[GUIDE] Launch Q5_1 model with oobabooga's text-generation-webui
Obtain Q5_1 from: https://huggingface.co/TheBloke/wizardLM-7B-GGML/tree/main
Obtain and install latest version of https://github.com/oobabooga/text-generation-webui
git clone https://github.com/oobabooga/text-generation-webui
cd text-generation-webui
pip install -r requirements.txt
OPTIONAL (no longer needed as all models have been renamed to lowercase 'ggml') - Rename WizardLM-7B.GGML.q5_1.bin to WizardLM-7B.ggml.q5_1.bin as per https://github.com/oobabooga/text-generation-webui/blob/ee68ec9079492a72a35c33d5000da432ce94af71/modules/models.py#LL46C1-L46C1 glob() is case sensitive :(
Place the model into models/TheBloke_wizardLM-7B-GGML of text-generation-webui
OPTION 1 (NO LONGER REQUIRED IF THE LATEST VERSION OF text-generation-webui WAS INSTALLED) - We need to upgrade llama-cpp-python because support was only added recently
pip freeze | grep llama
pip uninstall -y llama-cpp-python
pip cache purge && pip install llama-cpp-python==0.1.41 # or more recent, q5 support added to pypi in 0.1.39 - https://github.com/abetlen/llama-cpp-python/issues/124
pip freeze | grep llama # output:
llama-cpp-python==0.1.41
- OPTION 2 (NO LONGER REQUIRED IF THE LATEST VERSION OF text-generation-webui WAS INSTALLED) - Alternatively, obtain and install the develop version
cd ~/
rm -rf llama-cpp-python
git clone https://github.com/abetlen/llama-cpp-python
cd llama-cpp-python
sed -i 's/git@github.com:/https:\/\/github.com\//g' .gitmodules
git submodule update --init --recursive
pip uninstall -y llama-cpp-python
pip install scikit-build
python3 setup.py develop
pip freeze | grep llama # output:
-e git+https://github.com/abetlen/llama-cpp-python@9339929f56ca71adb97930679c710a2458f877bd#egg=llama_cpp_python
- Launch oobabooga's text-generation-webui with llama.cpp
python server.py --model TheBloke_wizardLM-7B-GGML --threads 4
Output generated in 11.22 seconds (4.10 tokens/s, 46 tokens, context 69, seed 1066937501)
Awesome guide, thanks!
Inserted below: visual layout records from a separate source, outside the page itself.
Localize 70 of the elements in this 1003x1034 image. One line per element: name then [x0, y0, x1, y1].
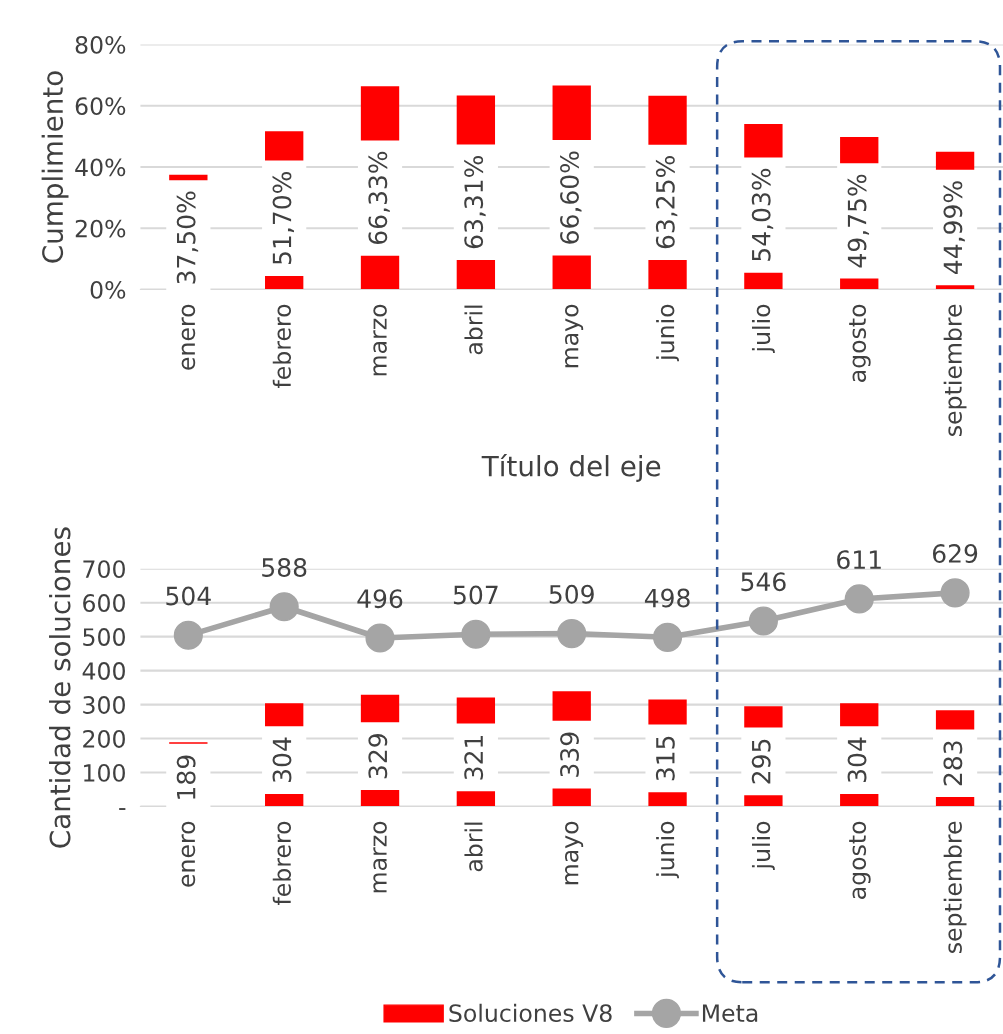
data-label: 496: [357, 589, 403, 609]
data-label: 283: [943, 741, 963, 786]
point: [557, 619, 587, 649]
data-label: 498: [644, 588, 690, 608]
x-tick-label: septiembre: [943, 821, 967, 953]
data-label: 66,33%: [368, 151, 390, 244]
y-tick-label: 80%: [75, 35, 126, 54]
x-tick-label: febrero: [272, 304, 292, 389]
x-tick-label: julio: [751, 821, 775, 870]
data-label: 315: [655, 736, 675, 781]
x-tick-label: enero: [181, 821, 196, 887]
y-tick-label: 100: [84, 763, 125, 782]
point: [461, 619, 491, 649]
x-tick-label: mayo: [565, 304, 584, 368]
x-tick-label: abril: [464, 822, 483, 872]
point: [173, 620, 203, 650]
data-label: 546: [741, 572, 786, 592]
y-tick-label: 700: [83, 560, 125, 579]
data-label: 507: [453, 585, 498, 605]
data-label: 66,60%: [560, 151, 582, 244]
data-label: 304: [847, 737, 867, 782]
data-label: 329: [368, 734, 388, 779]
y-axis-title: Cantidad de soluciones: [49, 527, 71, 848]
x-tick-label: agosto: [849, 821, 871, 899]
data-label: 44,99%: [943, 181, 965, 274]
data-label: 63,31%: [464, 155, 486, 249]
x-tick-label: julio: [751, 304, 775, 353]
y-tick-label: 40%: [75, 158, 126, 177]
y-tick-label: 60%: [75, 97, 126, 116]
y-tick-label: 400: [82, 662, 125, 680]
data-label: 509: [549, 584, 594, 604]
x-tick-label: agosto: [849, 304, 871, 382]
data-label: 504: [166, 586, 211, 606]
data-label: 49,75%: [847, 174, 870, 268]
point: [652, 622, 683, 652]
x-tick-label: marzo: [373, 304, 387, 376]
legend-label: Soluciones V8: [449, 1003, 612, 1023]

You can edit out point 3 as I've renamed all the files to ggml.bin
. It's dumb that textgen is case sensitive but for now it's easier if I just change it here.
I will link to your guide on the README. Thanks for posting it!
Link added to README
Thanks for your converted model!
abetlen just released 0.1.39 to pypi. I've edited the guide.
Will it utilize my GPU? I have 6gb vram 1060 6gb?
Will it utilize my GPU? I have 6gb vram 1060 6gb?
Yes, if you compile llama.cpp or llama-cpp-python with cuBLAS support.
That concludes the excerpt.